Storage API
The Storage API provides access to raw metadata records harvested trough the Helmholtz KG pipelines. It forms a storage layer from which harvested data is re-usable within our internal infrastructure - for example for further processing and injection into the graph, or for provision of provenance information. This mechanism ensures every external resource to be harvested only once for each record.
External users may access and retriefe records from the storage layer with read access, e.g. to retrieve RAW metadata records. Write operations (creating or updating data) are restricted to internal processes.
What is stored?
The API stores raw metadata, referred to as records. A record is a single metadata item returned by such a harvester (e.g. all metadata about one specific event from indico).
Since metadata returned from different harvesters is endpoint specific - i.e. it may vary in format and seantics, the records stored within the Storage API is not standardized.

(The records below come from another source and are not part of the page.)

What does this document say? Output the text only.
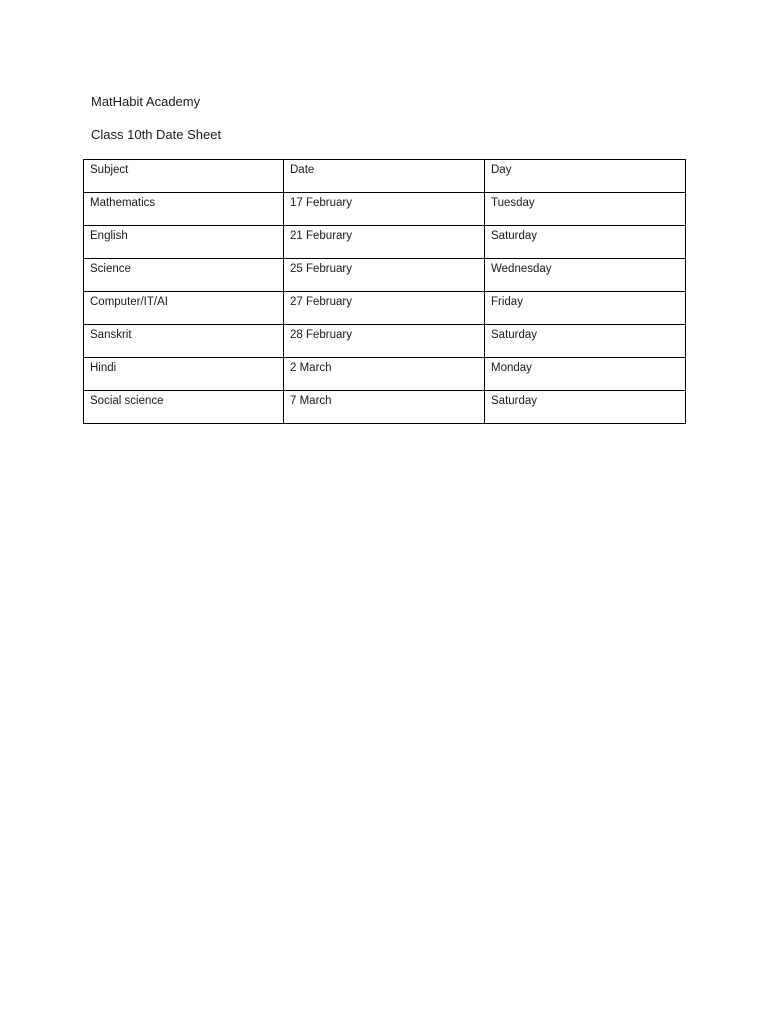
MatHabit Academy
Class 10th Date Sheet
Subject	Date	Day

Mathematics	17 February	Tuesday

English	21 Feburary	Saturday

Science	25 February	Wednesday

Computer/IT/AI	27 February	Friday

Sanskrit	28 February	Saturday

Hindi	2 March	Monday

Social science	7 March	Saturday
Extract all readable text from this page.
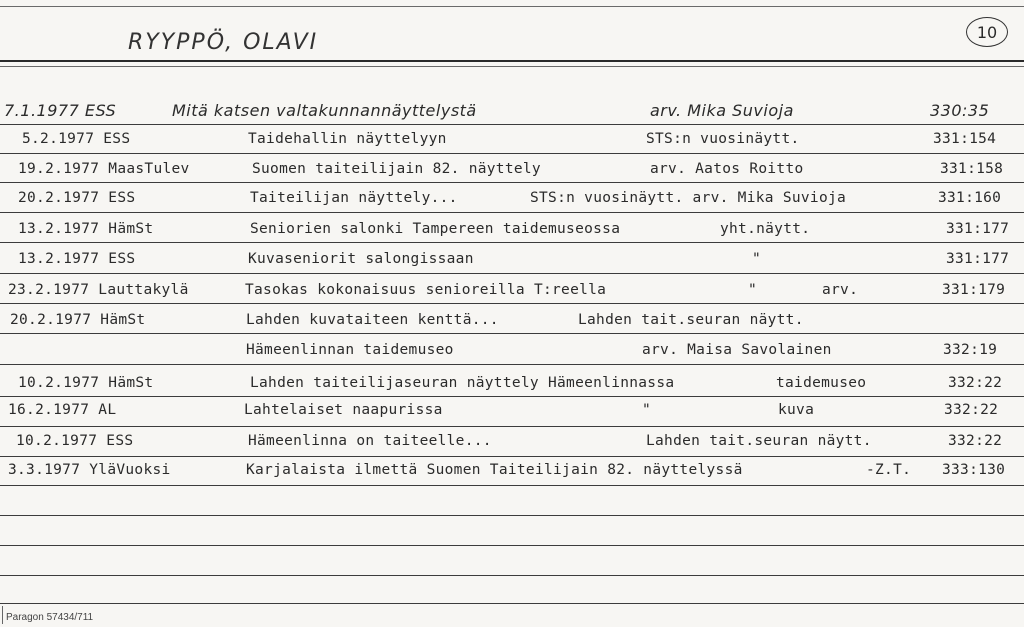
RYYPPÖ, OLAVI	10
7.1.1977 ESS	Mitä katsen valtakunnannäyttelystä	arv. Mika Suvioja	330:35
5.2.1977 ESS	Taidehallin näyttelyyn	STS:n vuosinäytt.	331:154
19.2.1977 MaasTulev	Suomen taiteilijain 82. näyttely	arv. Aatos Roitto	331:158
20.2.1977 ESS	Taiteilijan näyttely...	STS:n vuosinäytt. arv. Mika Suvioja	331:160
13.2.1977 HämSt	Seniorien salonki Tampereen taidemuseossa	yht.näytt.	331:177
13.2.1977 ESS	Kuvaseniorit salongissaan	"	331:177
23.2.1977 Lauttakylä	Tasokas kokonaisuus senioreilla T:reella	"	arv.	331:179
20.2.1977 HämSt	Lahden kuvataiteen kenttä...	Lahden tait.seuran näytt.
Hämeenlinnan taidemuseo	arv. Maisa Savolainen	332:19
10.2.1977 HämSt	Lahden taiteilijaseuran näyttely Hämeenlinnassa	taidemuseo	332:22
16.2.1977 AL	Lahtelaiset naapurissa	"	kuva	332:22
10.2.1977 ESS	Hämeenlinna on taiteelle...	Lahden tait.seuran näytt.	332:22
3.3.1977 YläVuoksi	Karjalaista ilmettä Suomen Taiteilijain 82. näyttelyssä	-Z.T. 333:130
Paragon 57434/711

Therefore records are stored as content within the data structure described below:
Data Format
All responses to the Data Storage API return JSON.
Example response
[
{
"harvester_type": "indico",
"id": "abc123",
"PID": 1
"source": "https://example.com/event/1",
"harvested_date": "2025-01-01T12:00:00",
"content": {
"...": "raw metadata from the source"
}
}
]
| Field | Description |
|---|---|
| harvester_type | Name of the harvester that collected the data (e.g. indico). |
| id | Internal identifier of the entity. |
| PID | Incremental number used for pagination. |
| source | The original URL from which the data was harvested. |
| harvested_date | Timestamp of when the data was collected (Python datetime format). |
| content | Raw metadata returned by the harvester. ‼️ This field is not standardized and depends on the source. ‼️ |
Endpoint usage
Get a list of records
To retrieve a list of stored records, use:
GET https://data.unhide.helmholtz-metadaten.de/api/v0/raw/entities
Query parameters
| Parameter | Description |
|---|---|
offset | Pagination offset (default: 0) |
limit | Number of results (default: 10, max: 100000) |
harvester_type | Filter by harvester (e.g. indico) |
source | Filter by exact source URL |
Notes:
- Filters are applied independently (no complex query logic).
- If fewer results are available than requested, only available results are returned.
Get a single entity by ID
To retrieve one specific entity, use:
GET https://data.unhide.helmholtz-metadaten.de/api/v0/raw/{entity_id}
Returns
- single JSON object.
404 Not Found– if the entity does not exist
Get multiple records by IDs
To retrieve multiple records in a single request, use:
POST https://data.unhide.helmholtz-metadaten.de/api/v0/raw/by_ids
with Request body
["id1", "id2"]
Returns a list of records in the same format as the list endpoint.
Further Information
Error Handling
The API uses standard HTTP status codes:
404 Not Found– entity does not exist422 Unprocessable Entity– invalid request parameters
Authentication & Access
- Read access (GET endpoints): publicly available
- Write access (create/update): restricted and requires authentication
Please see Developer Documentation for further details about authenticated access.
Environment
Current base URL:
https://data.unhide.helmholtz-metadaten.de
Additional Resources
- Swagger / OpenAPI documentation: https://data.unhide.helmholtz-metadaten.de/docs
Summary
The Storage API is intended as a central access point for raw harvested metadata. It allows users to:
- Explore available data collected from external sources
- Retrieve specific metadata entries
- Reuse existing harvested data instead of collecting it again
Because the data is stored in its original form, consumers should be prepared to handle varying data structures depending on the source.